The Trust Your Supplier platform is being pioneered by several leading companies, such as Anheuser-Busch InBev, GlaxoSmithKline, Lenovo, Nokia, Schneider Electric and Vodafone. Each of these founding participants is in the process of onboarding their suppliers. These are leading companies across industries like technology, telecommunications, pharmaceuticals and food and beverage.

By eliminating manual, time-consuming processes, the Trust Your Supplier technology aims to help reduce the risk of fraud and errors by establishing a connected environment among global suppliers. With more than 18,500 global suppliers, IBM itself will begin using and onboarding 4,000 of its North American suppliers to the Trust Your Supplier network. This is expected to be completed during quarter 3 of 2019.

Convening a network of leading companies with shared challenges and goals, Trust Your Supplier has been designed to assist companies working across multiple industries to design and implement more efficient processes to solve a common problem in relation to the supply chain.

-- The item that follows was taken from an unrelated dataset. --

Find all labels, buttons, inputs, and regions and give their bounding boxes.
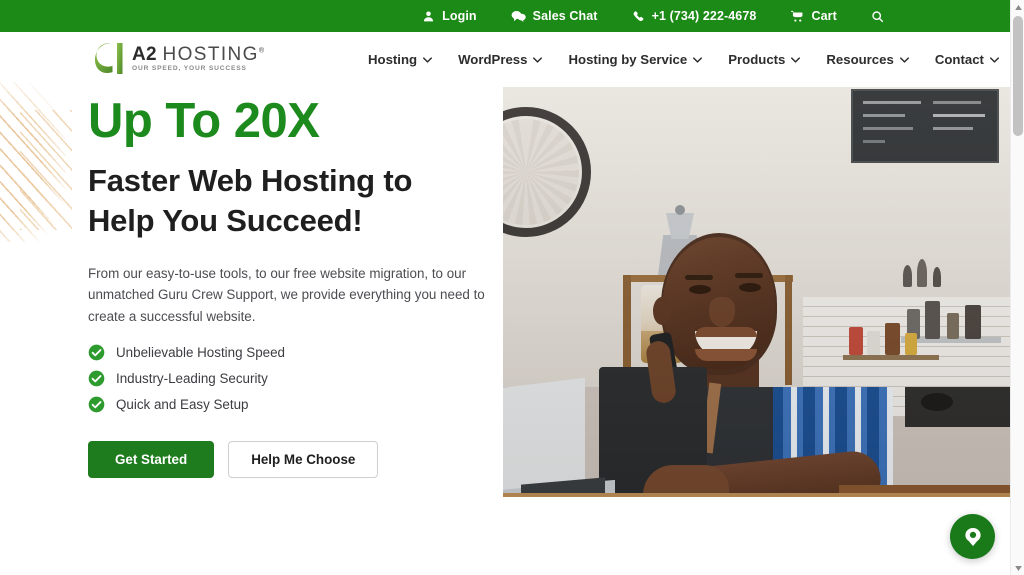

Representing one of the first companies to take up the service, Sanjay Mehta, Vice President Procurement, Nokia, states: “Working with IBM and Chainyard on this blockchain initiative represents a great opportunity for Nokia to further enhance our suppliers’ experience and optimize the onboarding process (process of integrating a new supplier into an organization’s network). Using the latest technology to address a classical challenge will be of benefit for everyone, and further increase the speed of using innovative solutions.”